Australia is smaller in absolute revenue but strategically important as a first-mover clinical market. The world's first human LivIQ leadless pacemaker implants under the BIO|CONCEPT.LivIQ premarket study were performed in Brisbane at Princess Alexandra Hospital and in Melbourne at Victorian Heart Hospital in January 2026, making Australia the site of a globally significant clinical milestone.

Competitive Landscape

Medtronic

Medtronic holds the strongest current commercial position in this market - the only company with both an established leadless pacemaker franchise (Micra) and an FDA-approved EV-ICD system (Aurora). The Micra platform created the commercial category for leadless pacing starting with the original Micra TPS, and each subsequent generation has extended battery life, expanded programming capability, and broadened the clinical indications. Micra AV2 projects approximately 16 years of median battery life; Micra VR2 projects approximately 17 years - both about 40% beyond the prior generation.

Aurora EV-ICD is a platform that no competitor currently challenges commercially.
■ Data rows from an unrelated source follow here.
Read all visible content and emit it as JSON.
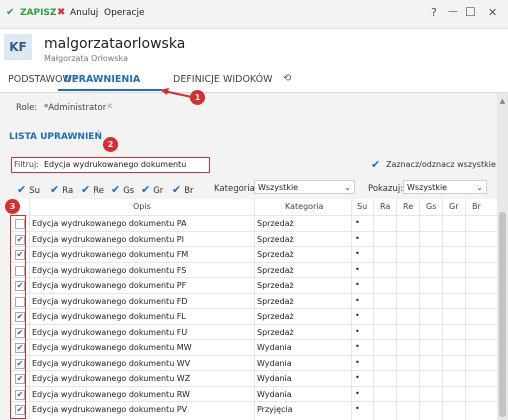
{
  "toolbar": {
    "save_label": "ZAPISZ",
    "cancel_label": "Anuluj",
    "operations_label": "Operacje",
    "help_icon": "?",
    "minimize_icon": "—",
    "maximize_icon": "☐",
    "close_icon": "✕"
  },
  "user": {
    "initials": "KF",
    "login": "malgorzataorlowska",
    "full_name": "Małgorzata Orłowska"
  },
  "tabs": [
    {
      "label": "PODSTAWOWE"
    },
    {
      "label": "UPRAWNIENIA"
    },
    {
      "label": "DEFINICJE WIDOKÓW"
    }
  ],
  "roles": {
    "label": "Role:",
    "value": "*Administrator"
  },
  "section": {
    "title": "LISTA UPRAWNIEŃ"
  },
  "filter": {
    "label": "Filtruj:",
    "value": "Edycja wydrukowanego dokumentu"
  },
  "select_all_label": "Zaznacz/odznacz wszystkie",
  "type_filters": [
    "Su",
    "Ra",
    "Re",
    "Gs",
    "Gr",
    "Br"
  ],
  "category": {
    "label": "Kategoria:",
    "selected": "Wszystkie"
  },
  "show": {
    "label": "Pokazuj:",
    "selected": "Wszystkie"
  },
  "columns": {
    "opis": "Opis",
    "kategoria": "Kategoria",
    "su": "Su",
    "ra": "Ra",
    "re": "Re",
    "gs": "Gs",
    "gr": "Gr",
    "br": "Br"
  },
  "rows": [
    {
      "opis": "Edycja wydrukowanego dokumentu PA",
      "kategoria": "Sprzedaż",
      "checked": false,
      "su": "•"
    },
    {
      "opis": "Edycja wydrukowanego dokumentu PI",
      "kategoria": "Sprzedaż",
      "checked": true,
      "su": "•"
    },
    {
      "opis": "Edycja wydrukowanego dokumentu FM",
      "kategoria": "Sprzedaż",
      "checked": true,
      "su": "•"
    },
    {
      "opis": "Edycja wydrukowanego dokumentu FS",
      "kategoria": "Sprzedaż",
      "checked": false,
      "su": "•"
    },
    {
      "opis": "Edycja wydrukowanego dokumentu PF",
      "kategoria": "Sprzedaż",
      "checked": true,
      "su": "•"
    },
    {
      "opis": "Edycja wydrukowanego dokumentu FD",
      "kategoria": "Sprzedaż",
      "checked": false,
      "su": "•"
    },
    {
      "opis": "Edycja wydrukowanego dokumentu FL",
      "kategoria": "Sprzedaż",
      "checked": true,
      "su": "•"
    },
    {
      "opis": "Edycja wydrukowanego dokumentu FU",
      "kategoria": "Sprzedaż",
      "checked": true,
      "su": "•"
    },
    {
      "opis": "Edycja wydrukowanego dokumentu MW",
      "kategoria": "Wydania",
      "checked": true,
      "su": "•"
    },
    {
      "opis": "Edycja wydrukowanego dokumentu WV",
      "kategoria": "Wydania",
      "checked": true,
      "su": "•"
    },
    {
      "opis": "Edycja wydrukowanego dokumentu WZ",
      "kategoria": "Wydania",
      "checked": true,
      "su": "•"
    },
    {
      "opis": "Edycja wydrukowanego dokumentu RW",
      "kategoria": "Wydania",
      "checked": true,
      "su": "•"
    },
    {
      "opis": "Edycja wydrukowanego dokumentu PV",
      "kategoria": "Przyjęcia",
      "checked": true,
      "su": "•"
    }
  ],
  "badges": [
    "1",
    "2",
    "3"
  ],
  "colors": {
    "accent": "#1e6fb5",
    "annotation": "#d32f2f",
    "save_green": "#2e9e3e",
    "cancel_red": "#d32f2f"
  }
}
The substernal lead technology, the ATP capability, and the growing real-world evidence base from the Enlighten registry collectively create a defensible position. Medtronic has also received FDA approval for placing its OmniaSecure transvenous defibrillation lead in the left bundle branch area (approved for LBBA placement in 2026) - which shows that the company is competing in the conduction system pacing space not only through future leadless platforms but through its existing lead portfolio.

The strategic question for Medtronic is whether it can maintain the EV-ICD category lead while Abbott moves into next-generation conduction system pacing and BIOTRONIK builds a competing single-device AV-synchrony approach.

Abbott

Abbott's position is built on AVEIR DR's structural advantage - being first to market with a dual-chamber leadless system positions it in the largest segment of the pacing population. The 41% reduction in chronic complications versus transvenous dual-chamber pacemakers, from real-world Medicare data, is a data point that changes hospital protocol conversations. Abbott has also shown strategic breadth: the AVEIR CSP program, which received FDA Breakthrough Device Designation, is the world's first leadless pacemaker system designed to deliver left bundle branch area pacing. The first-in-human LBBAP procedures completed in late 2024 and the feasibility data presented at HRS 2025 represent Abbott's early claim on the next major frontier in pacing therapy - physiologic activation without transvenous leads.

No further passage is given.